Insensibles

Le premier film du franco-espagnol Juan Carlos Medina est une fresque ambitieuse sur deux époques qui relie avec brio guerre d’Espagne et quête d’identité, blessure nationale et blessure intime, fiction fantastique et réflexion historique. Une excellente surprise. Christophe Chabert

Années 30, dans un petit village catalan. Un mystérieux "mal" frappe les enfants : ils sont insensibles à la douleur, se mettant en danger physiquement et menaçant leur entourage. Les autorités décident donc de les enfermer dans un hôpital psychiatrique, avant de les soumettre à un traitement expérimental pour tenter de les réintégrer à la communauté. Mais la guerre d’Espagne se déclenche et le pays tout entier va se diviser de manière sanglante.

Années 2000, à Barcelone. Un médecin brillant, David, est victime d’un accident de voiture, au cours duquel sa femme enceinte laisse la vie, tandis que son enfant survit. Après des analyses, on diagnostique une leucémie chez David, qui ne peut plus compter que sur une greffe de moelle épinière venant d’un de ses parents.

Juan Carlos Medina, jeune cinéaste franco-espagnol dont c’est le premier long-métrage, alterne ces deux niveaux de récit en maintenant longuement le suspense sur leur point d’intersection. Cette structure fascine autant qu’elle intrigue : d’un côté, les codes du cinéma fantastique brillamment croisés avec une évocation, à la fois littérale et métaphorique, de l’Histoire espagnole ; de l’autre, la quête des origines de David dans un trajet qui passe de l’urgence au désespoir.

Un pays scarifié

La maîtrise visuelle de Medina, sa direction artistique impeccable, son sens de l’angoisse et de l’horreur — suggérée ou figurée, feraient déjà d’Insensibles un film important.
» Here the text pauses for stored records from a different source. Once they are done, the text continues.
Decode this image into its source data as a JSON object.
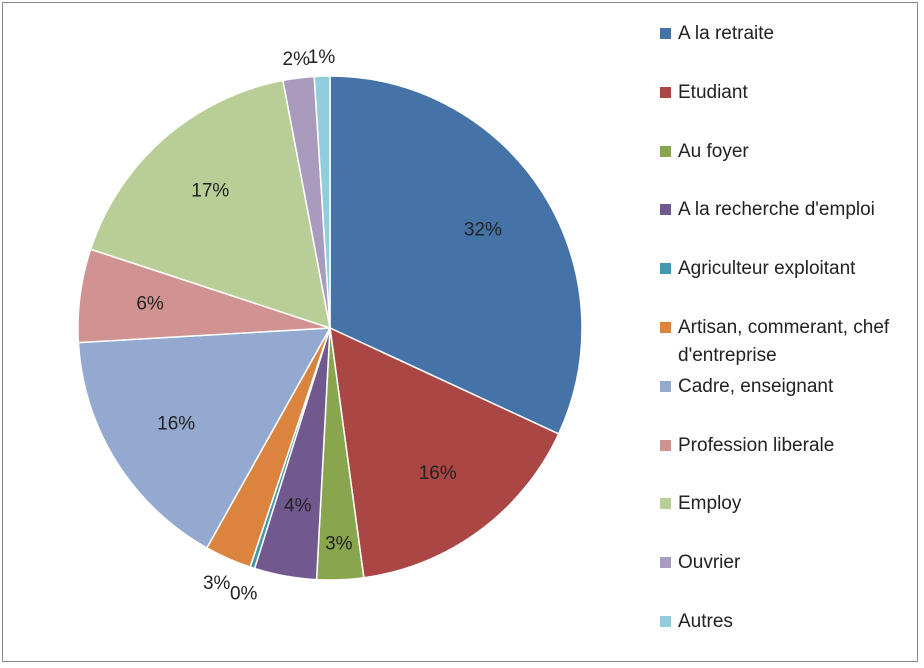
{
  "chart_data": {
    "type": "pie",
    "categories": [
      "A la retraite",
      "Etudiant",
      "Au foyer",
      "A la recherche d'emploi",
      "Agriculteur exploitant",
      "Artisan, commerant, chef d'entreprise",
      "Cadre, enseignant",
      "Profession liberale",
      "Employ",
      "Ouvrier",
      "Autres"
    ],
    "values": [
      32,
      16,
      3,
      4,
      0.3,
      3,
      16,
      6,
      17,
      2,
      1
    ],
    "value_labels": [
      "32%",
      "16%",
      "3%",
      "4%",
      "0%",
      "3%",
      "16%",
      "6%",
      "17%",
      "2%",
      "1%"
    ],
    "colors": [
      "#4572a7",
      "#aa4643",
      "#89a54e",
      "#71588f",
      "#4198af",
      "#db843d",
      "#93a9cf",
      "#d19392",
      "#b9cd96",
      "#a99bbd",
      "#92cddc"
    ],
    "legend": "right"
  }
}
Mais c’est sur son versant romanesque qu’il surprend le plus.

Assumant l’ampleur de son matériau, où l’alliance réelle des franquistes avec les nazis dans l’utilisation de la torture côtoie la création fictive d’un monstre pathétique, ange exterminateur qui accomplit ses méfaits par innocence et par jeu, Medina donne plus d’une fois le vertige par les thèmes qu’il convoque. Les blessures d’un peuple s’inscrivent à même le corps scarifié d’un seul homme, la division d’un pays se retrouve des années après dans la division des familles espagnoles.

Tout converge vers un dernier tiers impressionnant, où les fils se rejoignent dans un crescendo d’émotions mêlées ; la beauté complexe d’Insensibles s’y trouve résumée dans un simple regard tragique qui offre l’espoir tardif et fragile d’une réconciliation.